I have been pondering quite a bit this summer that our capacity to receive and benefit from this constant outreach of God’s grace into our lives hinges largely upon this word that we are at in the liturgy. Namely, the word response. God is acting, always. But His action only finds a home in us and is effective in us in the measure with which we respond to it.

And so we have in the liturgy, after the reading, the responsory. There is a basic pattern of Christian life laid down here. God’s truth, and our response. God’s action, and our answering action. Our belief, of course, is that even this answering action is itself only possible by grace, but there is nonetheless the innermost core of human freedom (mystery of mysteries, truly) where we have to choose what our fate will be in these matters.

I am doing a whole series on the psalms, of course, on this blog every Monday, so won’t say too much about them specifically here.

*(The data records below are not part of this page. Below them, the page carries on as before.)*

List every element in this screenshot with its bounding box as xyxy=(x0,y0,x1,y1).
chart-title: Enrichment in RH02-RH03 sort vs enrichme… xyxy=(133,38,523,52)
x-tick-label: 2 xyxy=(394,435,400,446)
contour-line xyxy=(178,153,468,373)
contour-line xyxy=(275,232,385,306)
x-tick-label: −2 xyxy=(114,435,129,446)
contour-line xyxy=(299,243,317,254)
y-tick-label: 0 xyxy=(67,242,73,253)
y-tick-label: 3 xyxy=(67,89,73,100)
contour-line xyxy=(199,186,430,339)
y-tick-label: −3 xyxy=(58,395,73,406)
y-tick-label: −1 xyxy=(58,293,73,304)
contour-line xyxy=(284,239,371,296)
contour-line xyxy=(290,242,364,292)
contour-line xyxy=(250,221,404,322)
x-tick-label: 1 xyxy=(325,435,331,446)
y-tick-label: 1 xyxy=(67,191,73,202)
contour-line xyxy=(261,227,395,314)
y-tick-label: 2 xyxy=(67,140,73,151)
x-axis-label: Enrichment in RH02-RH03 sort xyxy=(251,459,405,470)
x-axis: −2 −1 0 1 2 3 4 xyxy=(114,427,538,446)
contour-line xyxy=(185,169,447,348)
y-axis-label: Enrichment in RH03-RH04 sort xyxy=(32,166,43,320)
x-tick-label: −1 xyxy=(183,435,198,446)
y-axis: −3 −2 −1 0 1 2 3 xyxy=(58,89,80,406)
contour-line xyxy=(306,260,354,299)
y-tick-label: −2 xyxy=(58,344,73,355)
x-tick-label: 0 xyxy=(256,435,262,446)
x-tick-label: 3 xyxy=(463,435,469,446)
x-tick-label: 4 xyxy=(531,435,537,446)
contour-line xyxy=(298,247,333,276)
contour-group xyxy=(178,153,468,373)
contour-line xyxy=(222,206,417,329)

The response offered in them, though, is telling—the psalms contain every possible shade of human response to God: supplication, praise, thanksgiving, lamentation, complaint, sober reflection, submission.

The key thing here is that they, and we, respond. And this needs to be the fundamental shape of our life, then. God is acting each day upon us and on our behalf. There are graces flowing down upon and all around us continually, right now as I write this and you read it. God is doing something, right now.

Our entry into and cooperation with whatever God is doing right now hinges upon our capacity to respond to it. This is the deep meaning of the Madonna House spirituality of the ‘duty of the moment’, that as we attend to whatever love is asking of us at any given moment we enter an encounter with God in Christ and so His work in us advances to completion.


It is also the deep significance of prayer in our life, not a constant ‘gimme, gimme, gimme’ of selfish wants, but our fundamental response to what has already been ‘given, given, given.’ Our praise, our gratitude, our surrender, our yes to all of it. Like Mary at the Annunciation, God continually sends an ‘angel’, a messenger announcing to us the deed He is doing right now in our lives, in the duty of the moment. But our response, like hers, is necessary. 

Fiat mihi secundum verbum tuum—let it be done to me according to Thy Word. Call, and response; action, and answering action. The work of God, and the work of man in cooperation with it. Jesus, and Mary. This is the pattern of life, and it is expressed liturgically in this moment of the Responsorial Psalm.